Afghanistan: returns continue despite drop in temperatures
Afghanistan: returns continue despite drop in temperatures
Despite the rapidly cooling temperatures in Afghanistan, people continue to return home from neighbouring asylum countries. Since March this year we've seen more than 1.7 million people repatriate, although overall returns have substantially declined over the past month.
Just under 21,000 Afghans returned from Pakistan during October, compared to 64,600 in September. More than 28,000 people repatriated from Iran under our auspices in October, meaning that returns on the Iranian front outpaced those from Pakistan for the first time.
On Sunday, we saw 1,571 people leave Iran under the UNHCR / Afghan government joint programme, while seven refugees left Pakistan. In total, since March, more than 1.5 million people have returned from Pakistan.
Overall we've seen more than 246,000 Afghans return from Iran under the joint initiative together with another 90,000 people who opted to go back spontaneously for a total of more than 334,000 voluntary returns from Iran since April.
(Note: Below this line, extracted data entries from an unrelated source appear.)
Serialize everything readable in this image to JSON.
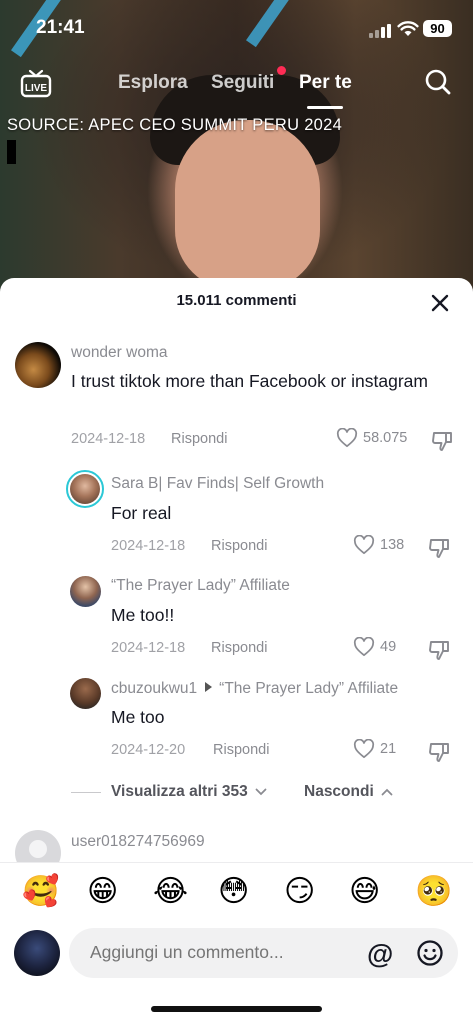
{
  "status": {
    "time": "21:41",
    "battery": "90"
  },
  "nav": {
    "live_label": "LIVE",
    "tabs": [
      {
        "label": "Esplora"
      },
      {
        "label": "Seguiti"
      },
      {
        "label": "Per te"
      }
    ]
  },
  "video": {
    "source_text": "SOURCE: APEC CEO SUMMIT PERU 2024"
  },
  "comments_panel": {
    "title": "15.011 commenti",
    "comments": [
      {
        "username": "wonder woma",
        "text": "I trust tiktok more than Facebook or instagram",
        "date": "2024-12-18",
        "reply_label": "Rispondi",
        "likes": "58.075"
      },
      {
        "username": "Sara B| Fav Finds| Self Growth",
        "text": "For real",
        "date": "2024-12-18",
        "reply_label": "Rispondi",
        "likes": "138"
      },
      {
        "username": "“The Prayer Lady” Affiliate",
        "text": "Me too!!",
        "date": "2024-12-18",
        "reply_label": "Rispondi",
        "likes": "49"
      },
      {
        "username": "cbuzoukwu1",
        "reply_to": "“The Prayer Lady” Affiliate",
        "text": "Me too",
        "date": "2024-12-20",
        "reply_label": "Rispondi",
        "likes": "21"
      },
      {
        "username": "user018274756969"
      }
    ],
    "view_more_label": "Visualizza altri 353",
    "hide_label": "Nascondi"
  },
  "composer": {
    "emojis": [
      "🥰",
      "😁",
      "😂",
      "😳",
      "😏",
      "😅",
      "🥺"
    ],
    "placeholder": "Aggiungi un commento...",
    "at_label": "@"
  },
  "colors": {
    "accent": "#fe2c55",
    "story_ring": "#2bc8d6",
    "text": "#161823",
    "muted": "#8a8b91"
  }
}
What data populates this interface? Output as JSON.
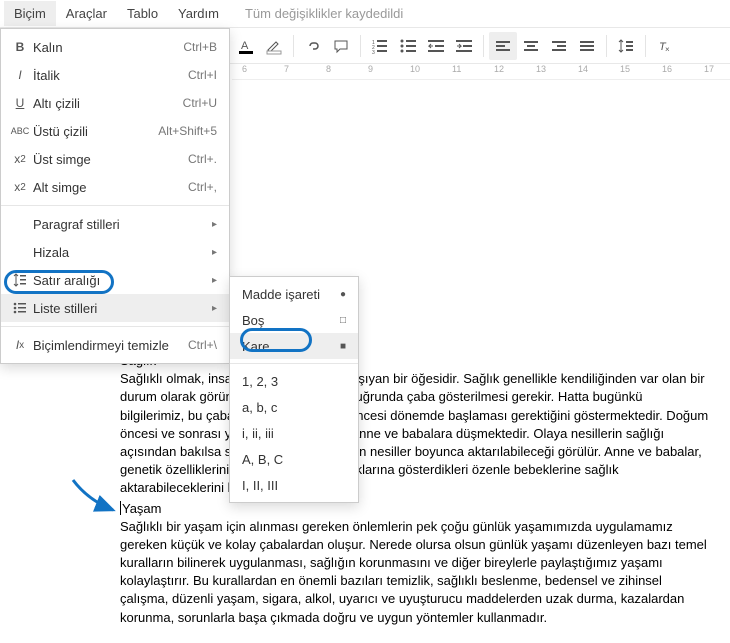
{
  "menubar": {
    "items": [
      "Biçim",
      "Araçlar",
      "Tablo",
      "Yardım"
    ],
    "save_status": "Tüm değişiklikler kaydedildi"
  },
  "ruler_marks": [
    "6",
    "7",
    "8",
    "9",
    "10",
    "11",
    "12",
    "13",
    "14",
    "15",
    "16",
    "17"
  ],
  "format_menu": {
    "bold": {
      "label": "Kalın",
      "shortcut": "Ctrl+B"
    },
    "italic": {
      "label": "İtalik",
      "shortcut": "Ctrl+I"
    },
    "underline": {
      "label": "Altı çizili",
      "shortcut": "Ctrl+U"
    },
    "strike": {
      "label": "Üstü çizili",
      "shortcut": "Alt+Shift+5"
    },
    "superscript": {
      "label": "Üst simge",
      "shortcut": "Ctrl+."
    },
    "subscript": {
      "label": "Alt simge",
      "shortcut": "Ctrl+,"
    },
    "para_styles": {
      "label": "Paragraf stilleri"
    },
    "align": {
      "label": "Hizala"
    },
    "line_space": {
      "label": "Satır aralığı"
    },
    "list_styles": {
      "label": "Liste stilleri"
    },
    "clear": {
      "label": "Biçimlendirmeyi temizle",
      "shortcut": "Ctrl+\\"
    }
  },
  "list_submenu": {
    "bullet": {
      "label": "Madde işareti",
      "glyph": "●"
    },
    "empty": {
      "label": "Boş",
      "glyph": "□"
    },
    "square": {
      "label": "Kare",
      "glyph": "■"
    },
    "n123": {
      "label": "1, 2, 3"
    },
    "abc": {
      "label": "a, b, c"
    },
    "roman_l": {
      "label": "i, ii, iii"
    },
    "ABC": {
      "label": "A, B, C"
    },
    "roman_u": {
      "label": "I, II, III"
    }
  },
  "doc": {
    "h1": "Sağlık",
    "p1": "Sağlıklı olmak, insan yaşamı için önem taşıyan bir öğesidir. Sağlık genellikle kendiliğinden var olan bir durum olarak görünürse de sağlıklı olma uğrunda çaba gösterilmesi gerekir. Hatta bugünkü bilgilerimiz, bu çabanın anne ve doğum öncesi dönemde başlaması gerektiğini göstermektedir. Doğum öncesi ve sonrası yapılması gerekenler, anne ve babalara düşmektedir. Olaya nesillerin sağlığı açısından bakılsa sağlığın ve sağlıksızlığın nesiller boyunca aktarılabileceği görülür. Anne ve babalar, genetik özelliklerinin yanı sıra kendi sağlıklarına gösterdikleri özenle bebeklerine sağlık aktarabileceklerini bilmelidirler.",
    "h2": "Yaşam",
    "p2": "Sağlıklı bir yaşam için alınması gereken önlemlerin pek çoğu günlük yaşamımızda  uygulamamız gereken küçük ve kolay çabalardan oluşur. Nerede olursa olsun günlük yaşamı düzenleyen bazı temel kuralların bilinerek uygulanması, sağlığın korunmasını ve diğer bireylerle paylaştığımız yaşamı kolaylaştırır. Bu kurallardan en önemli bazıları temizlik, sağlıklı beslenme, bedensel ve zihinsel çalışma, düzenli yaşam, sigara, alkol, uyarıcı ve uyuşturucu maddelerden uzak durma, kazalardan korunma, sorunlarla başa çıkmada doğru ve uygun yöntemler kullanmadır."
  }
}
Since mid-August we've shifted more than 13,750 displaced Afghans from squalid sites near the Pakistan border to the temporary Zhare Dasht camp west of Kandahar. Afghans are also working to complete UNHCR shelter kits before winter arrives, and we believe that recipients of the shelter kits are on track to complete some 35,000 homes before the end of the year.
We continue to build up a winter stockpile of various emergency items should we need to rush aid to certain communities during the harsh winter months; currently we are moving 5,000 family tents into Afghanistan from warehouses in Pakistan. An estimated 550,000 people may be exposed to particular hardship this winter.